The story is much the same at Long Alley Bicycles, where owner Paul Rogers has “very few” bikes for sale.
“It’s not without its challenges but I’d hesitate to complain, given the situation a lot of businesses are in right now,” he said.
“In a normal year we order bikes in the fall, they get delivered through the winter, we build them and they’re ready to go. I just haven’t received very many bicycles this year at all, so that’s the main challenge.”
Rogers, whose daily driver is a 1979 Fuji road bike, gets inventory from Canadian distributors that mainly sell bikes imported from various Asian countries. With that supply mostly dried up, shops are concentrating on service.
“Even in a non-COVID type of year we do have a heavy repair influx in the spring, so that is definitely happening,” Rogers said.
“The challenge there is actually parts. We’ve been doing our best to manage our inventory and anticipate our needs well in advance because that’s how the game is played. Bike parts are kind of like toilet paper was at the start of the pandemic. So, in terms of refurbishing bikes, in some cases we’re kind of held up because we can’t get the right parts. For repairs we’re running low on a few critical things, which is a little worrisome.”
Rogers said even finding bikes to refurbish has become tricky since it’s such a seller’s market right now.

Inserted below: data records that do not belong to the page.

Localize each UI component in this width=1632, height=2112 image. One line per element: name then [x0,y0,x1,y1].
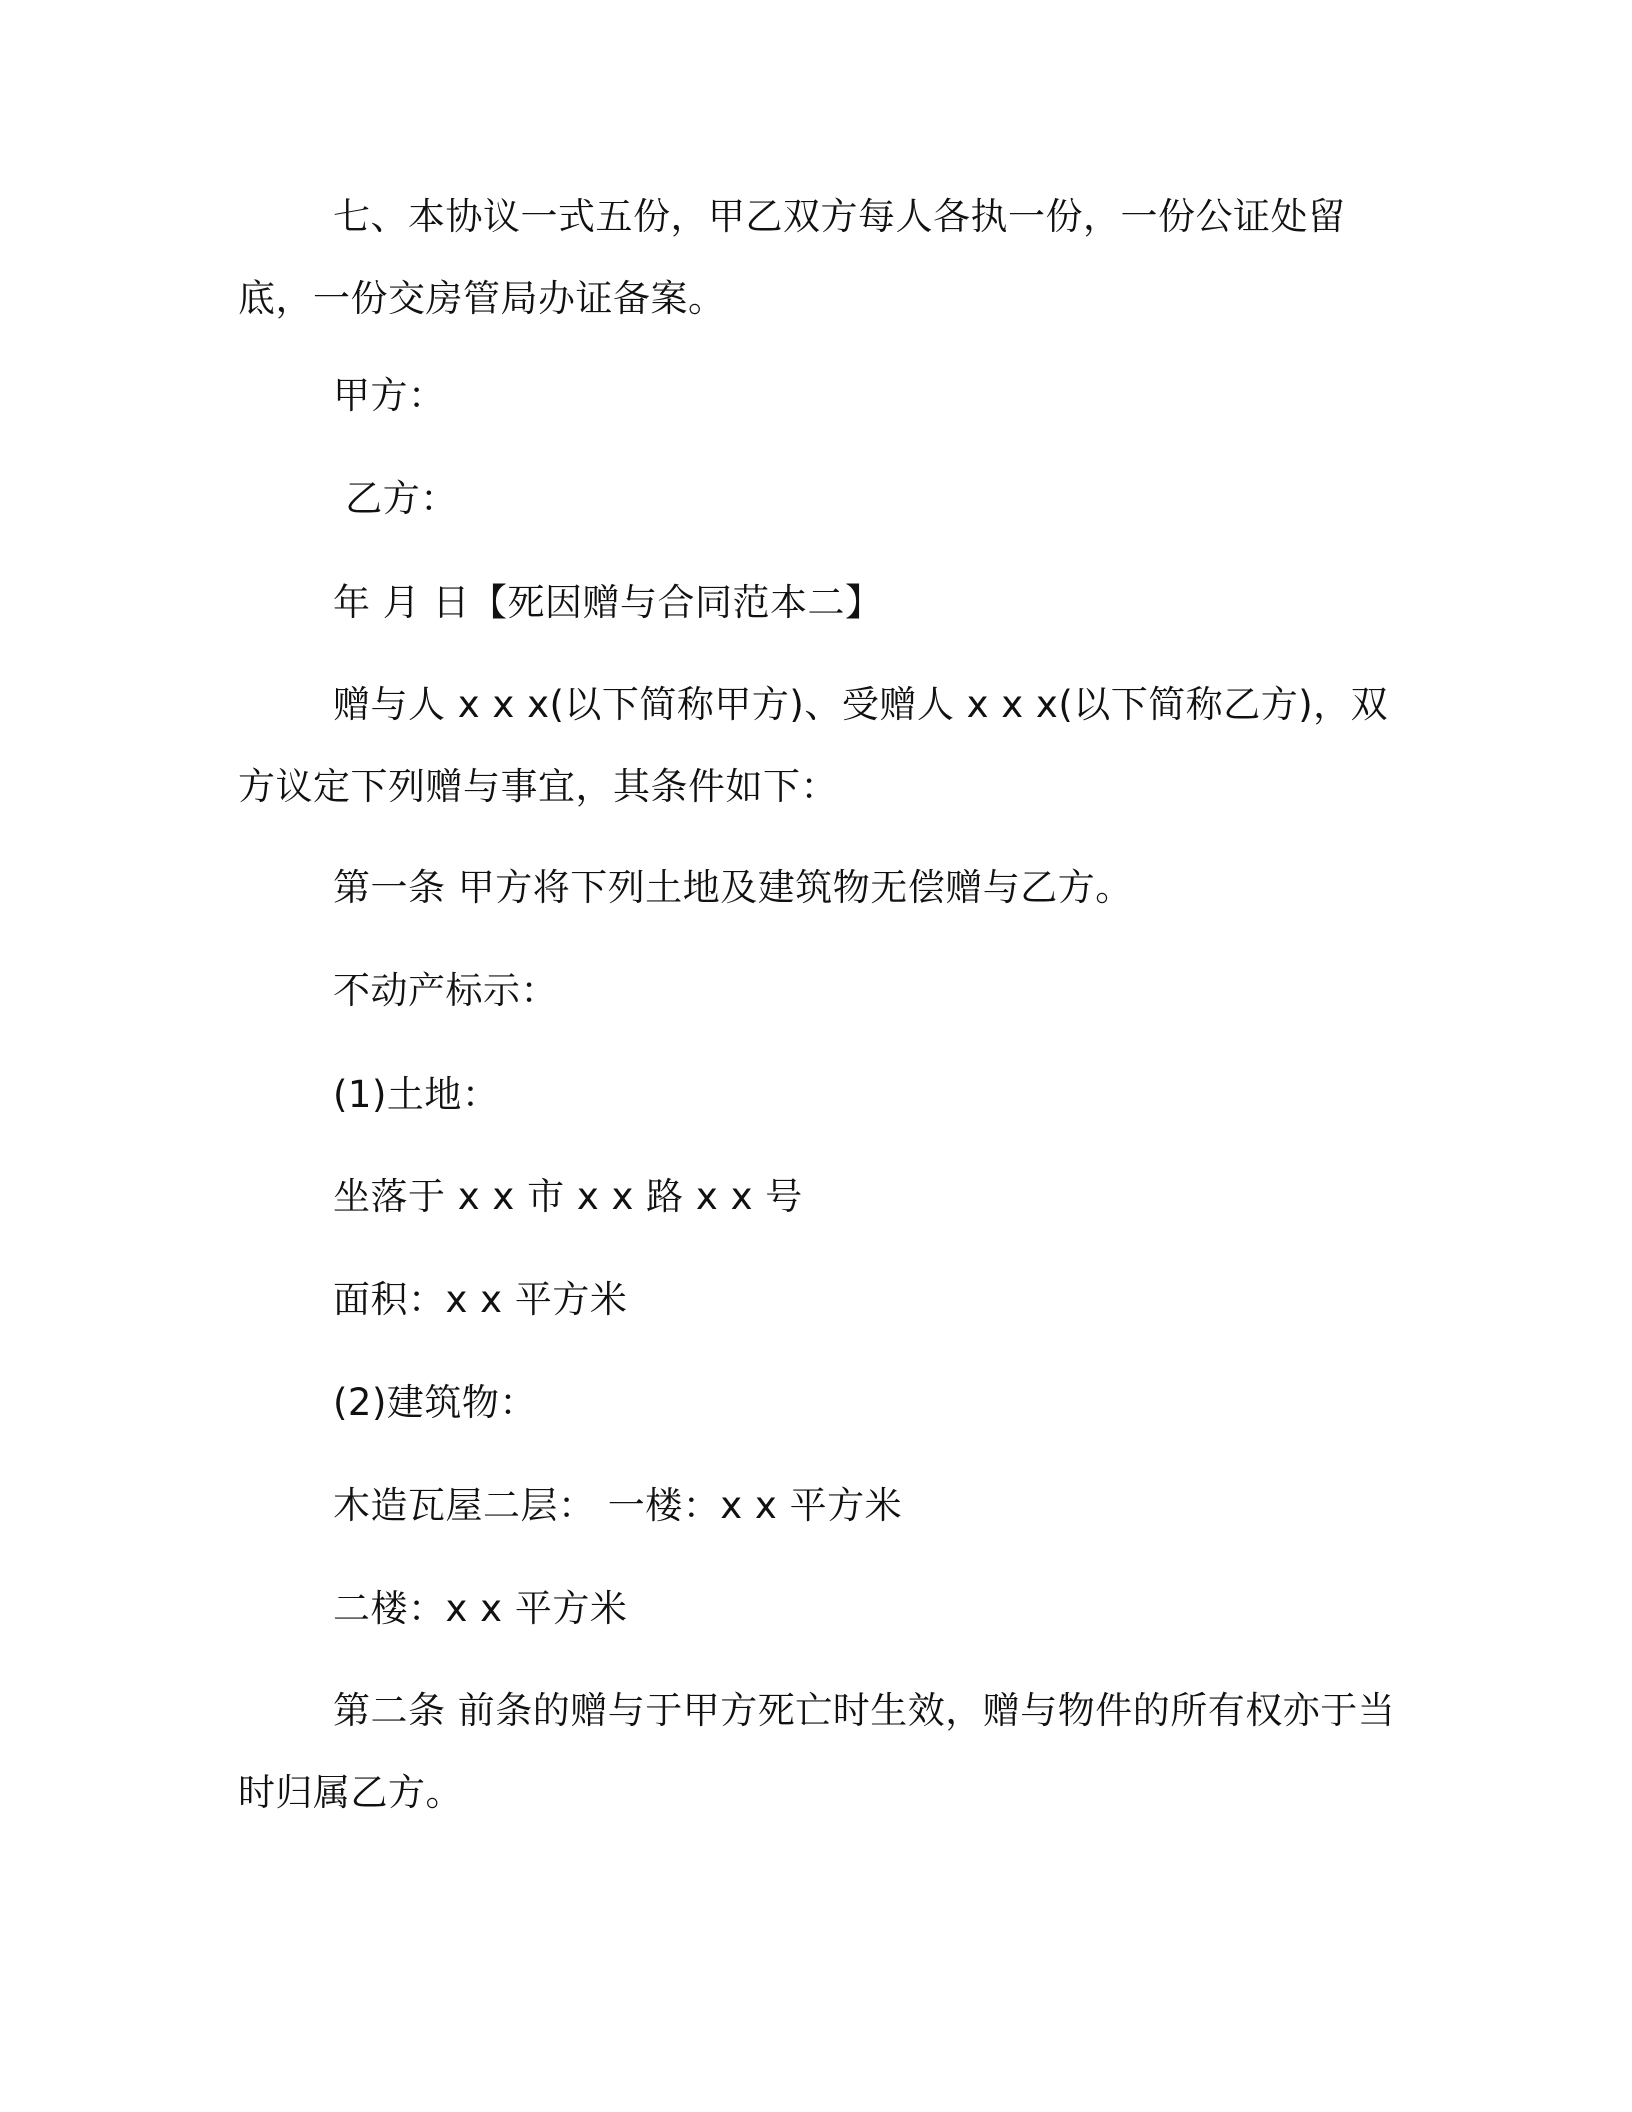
party-a-line: 甲方： [333,374,446,417]
location-line: 坐落于 x x 市 x x 路 x x 号 [333,1175,803,1218]
donor-recipient-paragraph: 赠与人 x x x(以下简称甲方)、受赠人 x x x(以下简称乙方)，双方议定下列赠与事宜，其条件如下： [238,683,1389,808]
area-line: 面积：x x 平方米 [333,1278,628,1321]
land-heading-line: (1)土地： [333,1073,500,1116]
second-floor-line: 二楼：x x 平方米 [333,1587,628,1630]
date-and-title-line: 年 月 日【死因赠与合同范本二】 [333,581,883,624]
first-floor-line: 木造瓦屋二层： 一楼：x x 平方米 [333,1484,903,1527]
party-b-line: 乙方： [333,477,458,520]
property-marking-line: 不动产标示： [333,969,558,1012]
article-one-line: 第一条 甲方将下列土地及建筑物无偿赠与乙方。 [333,866,1133,909]
building-heading-line: (2)建筑物： [333,1381,537,1424]
article-two-paragraph: 第二条 前条的赠与于甲方死亡时生效，赠与物件的所有权亦于当时归属乙方。 [238,1689,1396,1814]
clause-seven-paragraph: 七、本协议一式五份，甲乙双方每人各执一份，一份公证处留底，一份交房管局办证备案。 [238,195,1346,320]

“Being an honest merchant, I have to advise my customers who want to sell us a bike that they can sell it on kijiji and get a lot of money for it. So, I find we’re not getting as many candidates for refurbishing because of the situation there.”
At Halifax Cycles, the repair side of the business is through the roof, too, and they’ve had to add another full-time mechanic.
“That’s largely what’s making the shop still function because there aren’t bikes for sale, other than what we can cobble together used or the odd one that does trickle in from the factory,” Nelson said.
“Repairs are way, way up, and we’re seeing shortages in parts, sprockets and chains, the consumable stuff. The wait time for a sprocket can be more than a year.”